Por suerte, poco después pudieron cambiar de tema y comentar la mañana que ya quedaba atrás.
–La verdad es que me ha gustado Sanidad, tiene que ser interesante ver el resto de la asignatura. Historia y Sociología de Dastil me da que es muy aburrida, como el resto…
–Yo no la he visto tan mal, y eso que a mí apenas me gusta la historia –comentaba Max.
–Y lo de Alison… es increíble –alucinaba Oliver–. ¿Qué le había pasado a tu prima?
–¿Lo dices por lo del patio? –dudó Max. Oliver asintió–. Nada, se lo estaba explicando: aún no había pillado que era Alison la nueva tutora de nuestra clase y estaba muy preocupada porque había entendido otra cosa.
Oliver rió.
–Tu prima siempre igual, desde que era pequeña. Bueno, y las gemelas también, ¿para qué cambiar?
–¿Alima y Acrima? –preguntó Max.
–Sí, fijo que Acrima estaba fingiendo para ser expulsada y juntarse con Alima. Total, para que luego en el recreo se volvieran a pelear –dijo Oliver. Max soltó una carcajada.
–Así son, desde que eran pequeñas. Es lo que tiene conocerlas de casi toda la vida. Son tan amigas como enemigas, recuerda que siempre están peleándose por tonterías. Visten las dos iguales todos los días y una acusa a la otra de haberse copiado. Y lo mismo si una se corta el pelo, se lo tiñe, o surge cualquier novedad. Pero no entiendo cómo lo hacen… ¿Cómo es posible que cada día siempre coincidan en la forma de vestir o en algún cambio de look?
–Son la leche, tío. Tú estás más informado que yo, ya que te juntas con tías.
Oliver rió, pero Max esta vez no le siguió la gracia. 
–Mira, sabes de sobra por qué nunca me he juntado con vosotros –explicó, y se pararon los dos ante un semáforo en rojo. Ambos se miraron y Max habló, sincerándose–. No tengo por qué ser como todos quieren que sea, ni jugar al deporte que todos juegan, ni escuchar la música que todos escucháis, ¡no me gusta!
–Bueno, en lo de la música tú y yo coincidimos, y sabes que no te acuso de ser diferente…
–¡Y eres prácticamente el único, tío! Pero que me da igual, ¿sabes? ¡Me-da-igual! Me da igual ser diferente, quiero ser yo mismo y no como los demás quieran que sea, ¿entiendes?
Oliver guardó silencio, pasó la vista al frente y miró al semáforo que acababa de ponerse en verde para los peatones. Cruzaron la calle y ninguno dijo una palabra hasta que al llegar al otro lado, Max habló:
–¿Qué te pasa? Te has callado de golpe.
Oliver respondió como si sus palabras le hicieran gracia:
–Nada, no te preocupes. Solamente que he tenido un déjà vu.
–¿Un déjà vu?
–Sí, ¿no sabes lo que es? Es tener la sensación de que ya has vivido un determinado momento que vives en el presente… –explicó–. Como si en otra vida o en otro lugar ya te hubiera ocurrido lo que te está pasando, ¿entiendes?
Max asintió, comprendiendo.
–Qué curioso. ¿Y te ha pasado ahora? –preguntó con una sonrisa curiosa.
–Algo así. Justo antes de cruzar, cuando has recitado el «Me-da-igual».

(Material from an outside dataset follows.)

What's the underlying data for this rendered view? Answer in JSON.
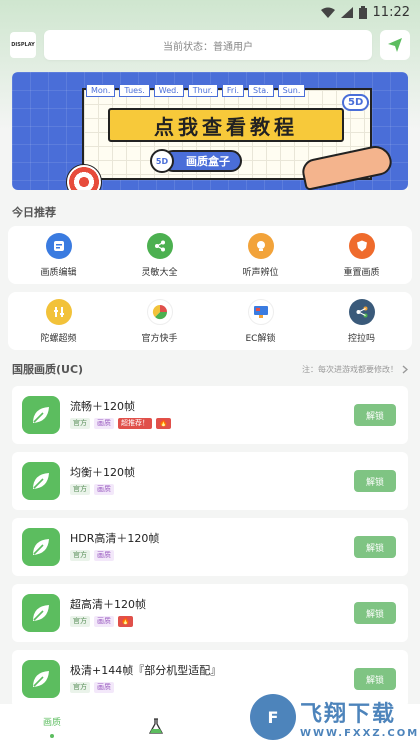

El otro chico rió mientras caminaban.
–Ya, a mí también me ha pasado alguna vez –comentaba–. Se ve que es algo normal. A todos nos ocurre.
Pero no le dieron más importancia al tema del déjà vu ni al momento de sinceridad de Max. Poco después, se encontraron ante otra bifurcación en la que Oliver continuaba recto y Max tenía que dirigirse a la izquierda, como ya les había ocurrido en anteriores ocasiones en que habían hecho el camino a casa juntos.